Hancock chest deep and sinking fast.
She took aim.
‘Do it.’
She fired. His head jerked back. Neat bullet hole between the eyes.
His limp body was pulled beneath the dust. Sand closed over his head. Arms and hands dragged below ground.
Sudden stillness.
The flight deck.
Frost slowly climbed the ladder. She crouched, weapon raised. Sweep of the compartment, flashlight in one hand, Beretta in the other. A vague plan. Twelve rounds in the clip. Eleven for any prowler she might confront. Last bullet for herself.
The two missing ejector seats, co-pilot and electronic warfare, were back at their stations. She shone her flashlight at the roof. The jettisoned ejection hatches were jammed back in position.

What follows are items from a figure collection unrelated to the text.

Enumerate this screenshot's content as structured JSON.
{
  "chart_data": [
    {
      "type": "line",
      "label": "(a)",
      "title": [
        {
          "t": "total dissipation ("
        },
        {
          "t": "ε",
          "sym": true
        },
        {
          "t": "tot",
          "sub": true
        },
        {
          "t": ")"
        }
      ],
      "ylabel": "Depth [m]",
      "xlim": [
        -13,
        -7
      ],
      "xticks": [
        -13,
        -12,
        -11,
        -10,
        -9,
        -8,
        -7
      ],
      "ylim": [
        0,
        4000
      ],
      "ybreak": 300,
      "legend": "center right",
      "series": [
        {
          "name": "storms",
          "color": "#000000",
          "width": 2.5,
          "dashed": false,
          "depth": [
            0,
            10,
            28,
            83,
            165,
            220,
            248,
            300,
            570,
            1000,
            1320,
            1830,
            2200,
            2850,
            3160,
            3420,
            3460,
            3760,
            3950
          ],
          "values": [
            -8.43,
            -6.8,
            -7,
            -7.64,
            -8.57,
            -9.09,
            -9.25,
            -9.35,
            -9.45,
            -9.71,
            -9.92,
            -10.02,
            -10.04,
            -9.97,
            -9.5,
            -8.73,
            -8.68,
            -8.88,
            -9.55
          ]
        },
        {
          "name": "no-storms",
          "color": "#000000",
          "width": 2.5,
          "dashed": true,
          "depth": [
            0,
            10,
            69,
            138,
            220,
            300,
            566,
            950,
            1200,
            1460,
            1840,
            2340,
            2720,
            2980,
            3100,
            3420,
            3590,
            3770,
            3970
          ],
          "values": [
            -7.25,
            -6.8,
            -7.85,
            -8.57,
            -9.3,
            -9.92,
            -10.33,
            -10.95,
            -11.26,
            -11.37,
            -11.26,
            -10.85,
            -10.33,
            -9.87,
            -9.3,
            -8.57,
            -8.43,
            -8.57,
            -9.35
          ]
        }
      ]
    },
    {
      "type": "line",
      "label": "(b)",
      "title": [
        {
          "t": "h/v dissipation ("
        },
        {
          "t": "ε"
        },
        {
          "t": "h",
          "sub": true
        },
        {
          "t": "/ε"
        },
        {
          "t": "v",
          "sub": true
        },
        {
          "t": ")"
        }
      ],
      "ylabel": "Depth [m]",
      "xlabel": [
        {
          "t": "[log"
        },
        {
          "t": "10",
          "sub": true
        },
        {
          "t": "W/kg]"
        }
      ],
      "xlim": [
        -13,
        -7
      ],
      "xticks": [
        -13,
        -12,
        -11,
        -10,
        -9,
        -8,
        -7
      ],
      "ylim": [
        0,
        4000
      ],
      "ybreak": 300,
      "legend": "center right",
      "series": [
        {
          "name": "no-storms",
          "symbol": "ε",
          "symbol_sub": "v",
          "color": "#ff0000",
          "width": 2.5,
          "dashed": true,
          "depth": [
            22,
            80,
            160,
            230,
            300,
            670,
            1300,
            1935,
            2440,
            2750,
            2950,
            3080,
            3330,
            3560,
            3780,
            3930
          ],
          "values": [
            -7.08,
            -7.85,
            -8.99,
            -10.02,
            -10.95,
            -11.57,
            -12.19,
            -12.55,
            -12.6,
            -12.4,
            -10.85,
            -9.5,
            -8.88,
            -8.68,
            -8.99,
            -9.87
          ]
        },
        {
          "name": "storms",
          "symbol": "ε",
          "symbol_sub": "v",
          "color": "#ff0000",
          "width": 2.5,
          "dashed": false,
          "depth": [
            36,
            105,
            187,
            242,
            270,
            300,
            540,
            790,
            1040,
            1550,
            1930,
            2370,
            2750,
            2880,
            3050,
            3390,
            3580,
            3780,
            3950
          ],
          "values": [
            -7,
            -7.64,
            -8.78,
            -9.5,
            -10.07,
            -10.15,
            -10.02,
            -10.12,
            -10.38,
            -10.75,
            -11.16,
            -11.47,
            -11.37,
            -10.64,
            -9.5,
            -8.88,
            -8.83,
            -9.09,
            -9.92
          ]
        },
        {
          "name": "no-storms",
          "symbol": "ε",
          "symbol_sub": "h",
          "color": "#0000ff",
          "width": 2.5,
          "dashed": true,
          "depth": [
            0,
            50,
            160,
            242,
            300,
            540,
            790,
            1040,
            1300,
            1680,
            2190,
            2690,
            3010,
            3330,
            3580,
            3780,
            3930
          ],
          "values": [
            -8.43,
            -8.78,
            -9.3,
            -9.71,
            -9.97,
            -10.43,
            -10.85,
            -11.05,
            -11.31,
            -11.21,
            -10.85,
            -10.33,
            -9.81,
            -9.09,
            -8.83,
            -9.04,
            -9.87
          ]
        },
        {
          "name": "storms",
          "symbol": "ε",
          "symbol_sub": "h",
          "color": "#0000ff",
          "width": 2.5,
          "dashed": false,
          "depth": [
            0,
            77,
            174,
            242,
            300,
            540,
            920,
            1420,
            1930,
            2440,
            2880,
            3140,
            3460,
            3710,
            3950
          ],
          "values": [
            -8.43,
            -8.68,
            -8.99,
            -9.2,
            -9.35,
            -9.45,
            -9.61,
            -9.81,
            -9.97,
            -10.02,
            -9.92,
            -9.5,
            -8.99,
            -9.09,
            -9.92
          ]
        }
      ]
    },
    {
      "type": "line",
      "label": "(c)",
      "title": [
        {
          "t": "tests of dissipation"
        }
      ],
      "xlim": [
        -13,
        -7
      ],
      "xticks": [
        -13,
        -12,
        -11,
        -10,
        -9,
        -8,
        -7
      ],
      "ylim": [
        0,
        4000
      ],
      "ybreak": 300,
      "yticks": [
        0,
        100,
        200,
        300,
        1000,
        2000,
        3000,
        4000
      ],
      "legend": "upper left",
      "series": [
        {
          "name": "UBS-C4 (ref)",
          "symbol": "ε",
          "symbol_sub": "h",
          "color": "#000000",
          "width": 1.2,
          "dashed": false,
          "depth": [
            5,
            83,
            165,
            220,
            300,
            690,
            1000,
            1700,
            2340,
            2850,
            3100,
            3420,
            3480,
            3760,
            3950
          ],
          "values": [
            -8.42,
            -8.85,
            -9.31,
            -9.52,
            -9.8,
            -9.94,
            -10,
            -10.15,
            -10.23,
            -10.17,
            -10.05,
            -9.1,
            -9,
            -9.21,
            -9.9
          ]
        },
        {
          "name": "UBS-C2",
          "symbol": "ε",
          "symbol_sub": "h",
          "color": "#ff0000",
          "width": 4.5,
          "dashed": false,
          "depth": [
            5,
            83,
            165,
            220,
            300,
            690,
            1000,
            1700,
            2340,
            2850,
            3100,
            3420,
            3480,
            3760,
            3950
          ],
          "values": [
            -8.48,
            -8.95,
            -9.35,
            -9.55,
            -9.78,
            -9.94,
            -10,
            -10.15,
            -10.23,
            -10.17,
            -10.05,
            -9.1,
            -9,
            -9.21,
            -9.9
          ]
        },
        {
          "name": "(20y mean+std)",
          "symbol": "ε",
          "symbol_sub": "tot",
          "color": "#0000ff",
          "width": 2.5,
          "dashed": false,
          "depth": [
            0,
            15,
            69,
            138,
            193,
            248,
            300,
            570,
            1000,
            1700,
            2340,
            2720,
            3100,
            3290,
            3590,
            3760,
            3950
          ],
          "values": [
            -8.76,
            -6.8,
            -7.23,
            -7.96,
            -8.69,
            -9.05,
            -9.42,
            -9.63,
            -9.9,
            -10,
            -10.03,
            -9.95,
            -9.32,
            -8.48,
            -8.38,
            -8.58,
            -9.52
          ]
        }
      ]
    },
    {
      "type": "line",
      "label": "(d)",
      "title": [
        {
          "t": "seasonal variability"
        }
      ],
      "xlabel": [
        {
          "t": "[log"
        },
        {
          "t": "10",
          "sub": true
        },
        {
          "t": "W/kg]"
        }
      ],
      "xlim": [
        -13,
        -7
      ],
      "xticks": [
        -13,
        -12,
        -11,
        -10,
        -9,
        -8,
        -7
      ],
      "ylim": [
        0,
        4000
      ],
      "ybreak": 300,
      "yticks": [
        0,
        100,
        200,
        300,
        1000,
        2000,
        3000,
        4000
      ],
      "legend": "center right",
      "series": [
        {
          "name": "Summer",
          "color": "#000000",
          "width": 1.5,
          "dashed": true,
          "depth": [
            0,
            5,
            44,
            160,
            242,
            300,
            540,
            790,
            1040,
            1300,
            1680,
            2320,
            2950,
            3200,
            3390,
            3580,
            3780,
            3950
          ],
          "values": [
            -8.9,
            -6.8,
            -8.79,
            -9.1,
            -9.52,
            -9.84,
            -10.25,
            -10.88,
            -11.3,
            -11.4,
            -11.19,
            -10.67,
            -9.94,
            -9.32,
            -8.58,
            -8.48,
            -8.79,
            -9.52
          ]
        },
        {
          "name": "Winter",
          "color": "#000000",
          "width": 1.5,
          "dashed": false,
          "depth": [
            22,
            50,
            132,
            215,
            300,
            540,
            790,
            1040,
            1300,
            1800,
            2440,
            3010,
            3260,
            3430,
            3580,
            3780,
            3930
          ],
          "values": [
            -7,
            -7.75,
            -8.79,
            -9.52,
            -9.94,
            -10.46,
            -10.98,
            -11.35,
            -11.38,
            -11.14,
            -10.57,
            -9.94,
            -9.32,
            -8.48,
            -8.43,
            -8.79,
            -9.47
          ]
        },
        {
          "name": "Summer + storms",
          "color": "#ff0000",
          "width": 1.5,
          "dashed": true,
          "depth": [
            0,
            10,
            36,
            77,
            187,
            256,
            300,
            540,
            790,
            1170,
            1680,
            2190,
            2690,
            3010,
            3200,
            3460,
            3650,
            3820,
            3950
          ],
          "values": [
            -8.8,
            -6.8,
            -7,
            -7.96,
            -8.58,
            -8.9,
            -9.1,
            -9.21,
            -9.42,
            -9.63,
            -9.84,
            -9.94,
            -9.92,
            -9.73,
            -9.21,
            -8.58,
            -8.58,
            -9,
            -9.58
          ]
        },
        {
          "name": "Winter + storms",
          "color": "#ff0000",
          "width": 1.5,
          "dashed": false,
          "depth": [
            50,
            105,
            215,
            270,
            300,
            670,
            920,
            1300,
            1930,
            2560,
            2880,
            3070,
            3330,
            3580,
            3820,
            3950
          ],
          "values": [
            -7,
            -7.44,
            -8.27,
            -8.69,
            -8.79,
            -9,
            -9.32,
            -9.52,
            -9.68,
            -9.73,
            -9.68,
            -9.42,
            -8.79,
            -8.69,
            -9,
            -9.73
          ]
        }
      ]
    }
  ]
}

She stood and approached the flight controls. Glittering chunks of polycarbon piled on the sill above the EVS controls. She picked up a transparent chunk and turned it in her hand. Fragments of cockpit window. Collected from the half-mile debris trench. Picked from the sand, and mounded next to the empty window frame. A crude restoration.
The blast screens flapped and billowed. A rising night wind. She tore a couple of strips of duct tape to lash them down, but the screens tore open immediately. She tossed the tape aside.